I just have read of many on here not having seen either a GP/Endo for 'years', just meaning they can't have a prescription', but, mention 'places' they source meds from to feel well without GP's knowledge etc.
I clicked on the link you supplied above '2 years ago'.
I just have read of many on here not having seen a GP nor Endo for 'Years', meaning they cannot have a prescription, but, they mention 'places' they source meds from to feel well without GP'S Knowledge etc.
I have taken on board your message
I appreciate the somewhat old picture from this forum But I haven't seen it before......I only joined the forum this Year
Fully understood! I don't expect everyone to instantly know everything.
At one time there were numerous place to buy Thyroid S (and Thiroyd and TR Man) - when they were available. But currently looks like there is nowhere reliable.
So far, so good on liquid levothyroxine. I have 2 Bottles a Month now as Endo has 'increased dose' to 5mls daily, no doubt next increase will be 7.5mls until TSH, reduces and Ft4 increases...🙂
Is Colin Dayan who is listed not the person who believes that many patients being treated for thyroid problems are actually suffering from ‘somataform disorders’? He and Tony Sweetman. I know I’m cynical but I don’t feel inspired when I see Dr Dayan’s name on the list.

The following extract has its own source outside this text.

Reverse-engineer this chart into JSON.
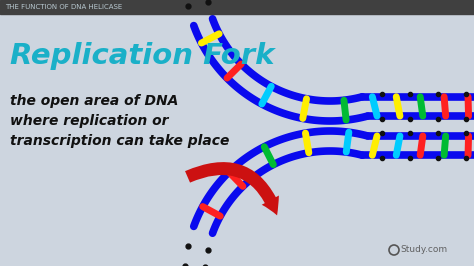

I am sure Professor Dr Colin Dayan does not hold the view that many of us are suffering from somatoform disorders. He argues for us, particularly with regard toT3 and has done so as just one person speaking for all of us hypo people against a whole panel of peers arguing the opposite.
Ah, my fault - I thought he was one of the somataform people. Glad he isn’t and it’s a brave guy these days who will put his neck on the line in favour of T3.
No fault at all Fruitandnutcase, I know where you are coming from. My blooming GP is one of those, just putting TATT in my notes and asking "Well what do you want me to do about it?".
I have to agree with you. Given the remarks he's made in print about thyroid patients and private sector practitioners like Drs Peatfield and Skinner, it doesn't lift my hopes to see Dayan's name on the list.